En agosto, como creo que cada día dependemos más del cielo, pedí por El Cid y lo difícil que lo veía lo de Bilbao. Era la primera vez que lo hacía en mi vida. Me salió bien y repetí por Salvador Cortés en la iglesia sevillana del Santo Ángel en una Misa preciosa baturra de las 12. Me salió mejor.
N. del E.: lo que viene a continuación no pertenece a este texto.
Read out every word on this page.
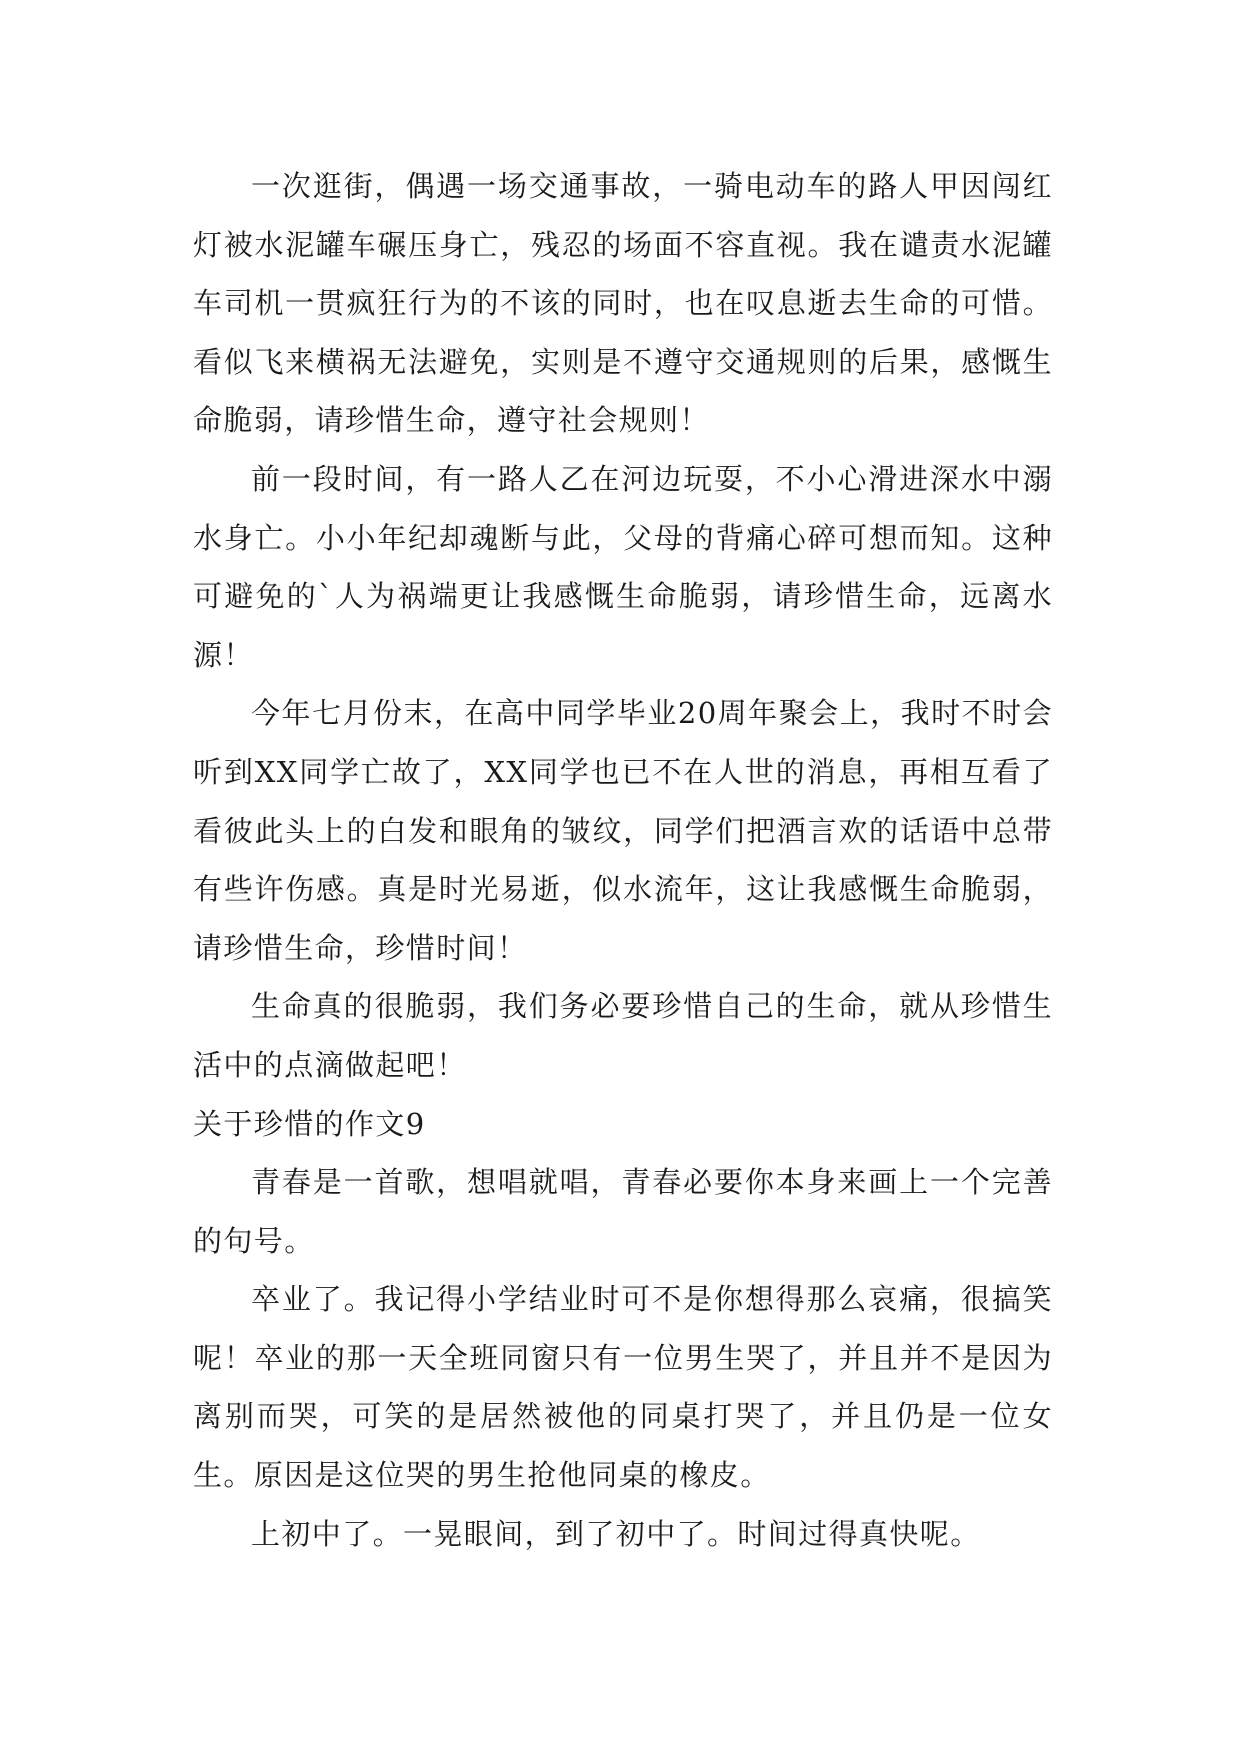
一次逛街，偶遇一场交通事故，一骑电动车的路人甲因闯红灯被水泥罐车碾压身亡，残忍的场面不容直视。我在谴责水泥罐车司机一贯疯狂行为的不该的同时，也在叹息逝去生命的可惜。看似飞来横祸无法避免，实则是不遵守交通规则的后果，感慨生命脆弱，请珍惜生命，遵守社会规则！

前一段时间，有一路人乙在河边玩耍，不小心滑进深水中溺水身亡。小小年纪却魂断与此，父母的背痛心碎可想而知。这种可避免的`人为祸端更让我感慨生命脆弱，请珍惜生命，远离水源！

今年七月份末，在高中同学毕业20周年聚会上，我时不时会听到XX同学亡故了，XX同学也已不在人世的消息，再相互看了看彼此头上的白发和眼角的皱纹，同学们把酒言欢的话语中总带有些许伤感。真是时光易逝，似水流年，这让我感慨生命脆弱，请珍惜生命，珍惜时间！

生命真的很脆弱，我们务必要珍惜自己的生命，就从珍惜生活中的点滴做起吧！

关于珍惜的作文9

青春是一首歌，想唱就唱，青春必要你本身来画上一个完善的句号。

卒业了。我记得小学结业时可不是你想得那么哀痛，很搞笑呢！卒业的那一天全班同窗只有一位男生哭了，并且并不是因为离别而哭，可笑的是居然被他的同桌打哭了，并且仍是一位女生。原因是这位哭的男生抢他同桌的橡皮。

上初中了。一晃眼间，到了初中了。时间过得真快呢。
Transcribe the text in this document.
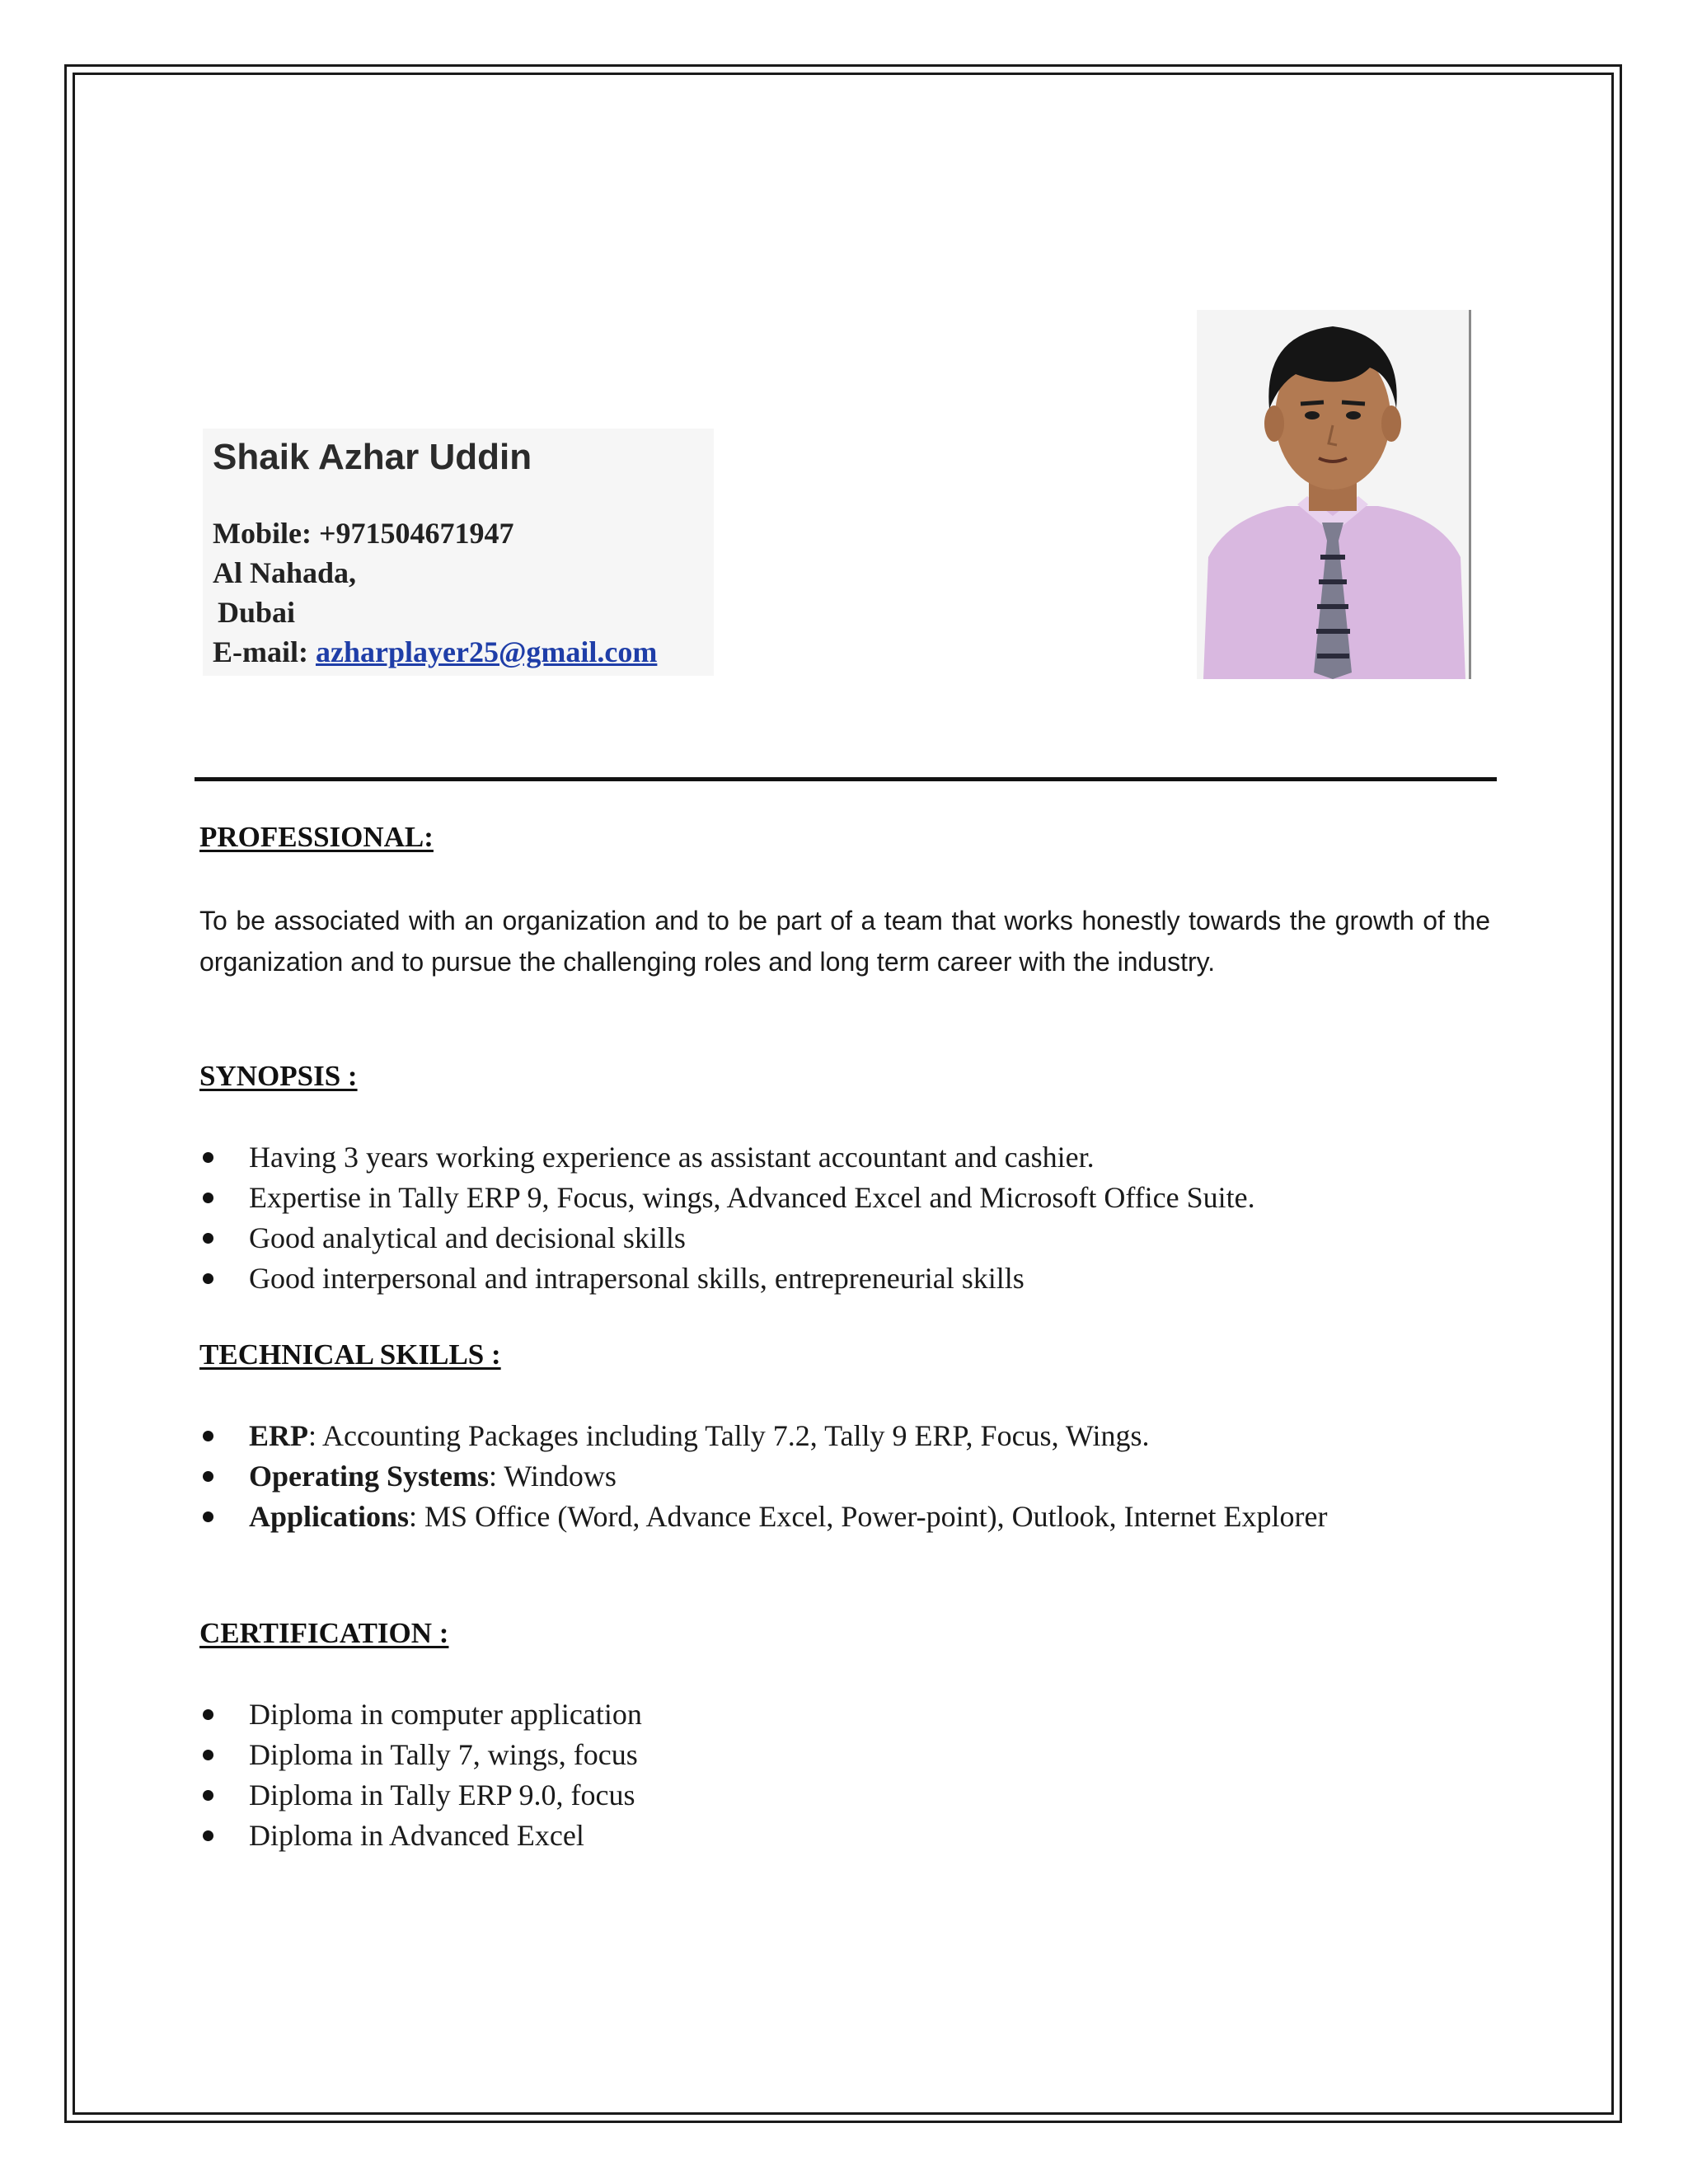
Shaik Azhar Uddin
Mobile: +971504671947
Al Nahada,
Dubai
E-mail: azharplayer25@gmail.com
PROFESSIONAL:
To be associated with an organization and to be part of a team that works honestly towards the growth of the organization and to pursue the challenging roles and long term career with the industry.
SYNOPSIS :
Having 3 years working experience as assistant accountant and cashier.
Expertise in Tally ERP 9, Focus, wings, Advanced Excel and Microsoft Office Suite.
Good analytical and decisional skills
Good interpersonal and intrapersonal skills, entrepreneurial skills
TECHNICAL SKILLS :
ERP: Accounting Packages including Tally 7.2, Tally 9 ERP, Focus, Wings.
Operating Systems: Windows
Applications: MS Office (Word, Advance Excel, Power-point), Outlook, Internet Explorer
CERTIFICATION :
Diploma in computer application
Diploma in Tally 7, wings, focus
Diploma in Tally ERP 9.0, focus
Diploma in Advanced Excel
Por eso, cuando ví a escasos dos metros al torero por la soñada y gran puerta me ilusioné y pensé que algo, un poquitín, de ese triunfo era mío.

Debe ampliar repertorio, no empacharse de derechazos, ceñirse más, cruzarse con más frecuencia, pero si repite lo del quinto dos o tres veces al año estará siempre arriba.

Pero este sorprendente Salvador Cortés, que algo de culpa habrá tenido en lo que le pasa, me desconcierta y no sé si será el de las cuatro orejas de la de abril, el irreconocible del San Isidro posterior y de Valencia, el de demasiadas tardes fallidas, el de San Fermín 2007 o el de este 12 de octubre.

De cualquier manera, nada admiro más en esta vida que las resurrecciones por superación, teniendo en contra tantas cosas, el que puede contra todo y contra todos.

Pero no utilices más las heroicidades, que el triunfo se cimenta en el día a día.